Salva Kiir, le président du Sud-Soudan

Tout à construire

Deux hebdomadaires pointent les défis qui attendent le nouvel Etat.

Bienvenue à Juba, titre Der Spiegel, qui écrit qu'à la descente de l'avion le voyageur qui arrive dans la capitale du Sud-Soudan a d'abord l'impression d'avoir atterri sur un chantier. Maintenant, pour ce qui est de la conception de la démocratie dans le plus jeune Etat du monde, il semble que là aussi tout soit à construire. Des journalistes, souligne le journal, sont soupçonnés d'espionnage, la police fait régner l'arbitraire aux barrages routiers, la vie politique est entièrement dominée par le SPLM, le parti du président. Les problèmes profonds du pays ne sont pas réglés, ce sont la corruption galopante, le manque d'ardeur au travail. Avant qu'un ministre n'approuve la construction de dix kilomètres de route goudronnée, il attend au moins un nouveau 4x4. Les ministères sont dirigés en majorité par des hommes qui ont infiniment plus d'expérience dans le nettoyage de fusils que dans la direction d'une administration efficace.

Sudan Südsudan Unabhängigkeit Referendum Flagge Fahne

Répétition avant la fête

Un autre hebdomadaire, Die Zeit, évoque les conflits inter-communautaires au Sud-Soudan. Le Sud, écrit-il, n'a jamais été un front uni. Au début des années 90, une fracture sanglante s'est opérée au sein de la SPLA, l'armée de libération, entre d'un côté les puissants Dinka , de l'autre les Nuer et les Chillouk. Aujourd'hui, pour les habitants du Sud, la violence intérieure est beaucoup plus mortelle que la menace émanant du régime de Khartoum, l'ONU a recensé plus de 1 500 morts depuis le début de l'année. Cela suffirait déjà, poursuit le journal, à prédire une crise existentielle au nouvel Etat.

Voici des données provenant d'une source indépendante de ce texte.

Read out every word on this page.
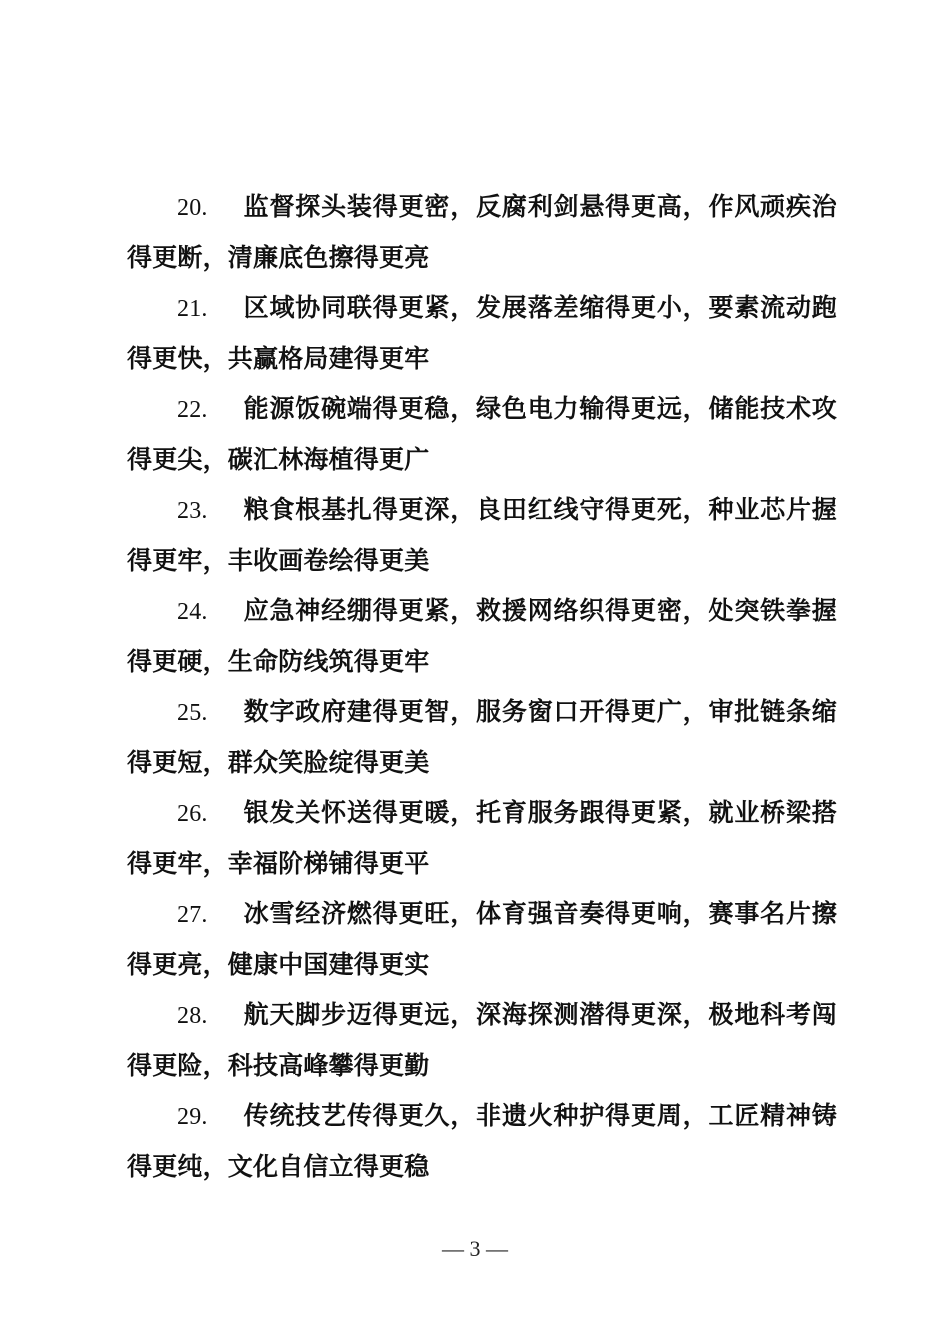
20. 监督探头装得更密，反腐利剑悬得更高，作风顽疾治得更断，清廉底色擦得更亮

21. 区域协同联得更紧，发展落差缩得更小，要素流动跑得更快，共赢格局建得更牢

22. 能源饭碗端得更稳，绿色电力输得更远，储能技术攻得更尖，碳汇林海植得更广

23. 粮食根基扎得更深，良田红线守得更死，种业芯片握得更牢，丰收画卷绘得更美

24. 应急神经绷得更紧，救援网络织得更密，处突铁拳握得更硬，生命防线筑得更牢

25. 数字政府建得更智，服务窗口开得更广，审批链条缩得更短，群众笑脸绽得更美

26. 银发关怀送得更暖，托育服务跟得更紧，就业桥梁搭得更牢，幸福阶梯铺得更平

27. 冰雪经济燃得更旺，体育强音奏得更响，赛事名片擦得更亮，健康中国建得更实

28. 航天脚步迈得更远，深海探测潜得更深，极地科考闯得更险，科技高峰攀得更勤

29. 传统技艺传得更久，非遗火种护得更周，工匠精神铸得更纯，文化自信立得更稳

— 3 —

Mais comme le souligne une présentatrice d'une radio locale, Elisabeth Mayik Lual, "vous avez oublié les vols de bétail". Les boeufs sont sacrés au Sud-Soudan, c'est en boeufs que sont payées les dots pour les filles. Il peut arriver par exemple qu'une jeune fille dinka soit négociée pour 100 boeufs ou plus. Elisabeth Mayik Lual, apprend-on plus loin, fait partie à présent d'un réseau de Sud-Soudanaises de différentes tribus et ethnies qui prennent leurs téléphones portables pour jouer les médiatrices lorsque les jeunes hommes de leurs tribus respectives ont déjà le kalachnikov en main. Il y a deux semaines elles ont négocié un "traité de paix" entre deux communautés ennemies qui étaient déjà sur pied de guerre. Le document a cinq pages et se lit, ajoute die Zeit, comme un mélange de résolution de l'ONU et de feuille de route israélo-palestinienne.

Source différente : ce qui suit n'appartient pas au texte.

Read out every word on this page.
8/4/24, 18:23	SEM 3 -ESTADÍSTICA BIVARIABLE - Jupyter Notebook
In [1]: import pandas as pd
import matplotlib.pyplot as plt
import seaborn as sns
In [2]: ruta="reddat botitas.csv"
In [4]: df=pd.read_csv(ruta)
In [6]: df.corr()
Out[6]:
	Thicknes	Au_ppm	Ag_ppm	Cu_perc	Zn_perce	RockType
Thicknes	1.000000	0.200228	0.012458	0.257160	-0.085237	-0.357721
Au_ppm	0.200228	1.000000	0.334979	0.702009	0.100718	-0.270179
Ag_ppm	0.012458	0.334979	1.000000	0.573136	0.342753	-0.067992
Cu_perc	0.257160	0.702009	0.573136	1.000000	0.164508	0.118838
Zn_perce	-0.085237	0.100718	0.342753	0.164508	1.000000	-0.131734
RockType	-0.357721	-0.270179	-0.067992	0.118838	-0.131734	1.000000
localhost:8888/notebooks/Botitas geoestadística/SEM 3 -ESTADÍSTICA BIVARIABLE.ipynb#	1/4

Symbolbild CO2 Treibhauseffekt

Energies vertes

Outre le Soudan, la Süddeutsche Zeitung publie dans sa rubrique économique un long article sur l'Afrique du sud. Il est intitulé "Le Cap de l'espérance verte". Après l'échec du sommet de Cancun, écrit le journal, les négociations internationales sur le climat sont dans l'impasse. Des puissances émergentes comme la Chine et l'Inde freinent l'espoir d'un succès rapide dans la lutte contre le réchauffement de la planète. Une autre puissance émergente pourrait faire bouger les choses: l'Afrique du sud veut montrer que le passage à une économie verte peut fonctionner en dehors des sommets. Une initiative écologique sans pareille doit faire du pays le pionnier des énergies renouvelables en Afrique d'ici à 2030. Dans les prochaines années, note par exemple le journal, de gigantesques parcs d'éoliennes doivent être construits dans tout le pays. L'énergie solaire sera aussi exploitée sur une vaste échelle. Il est prévu que la part de l'électricité verte atteigne 23 gigawatt, soit à peu près l'équivalent de 20 centrales nucléaires. Et ajoute le journal, d'ici à 2025 l'Afrique du sud veut réduire de 42% ses émissions de gaz à effet de serre.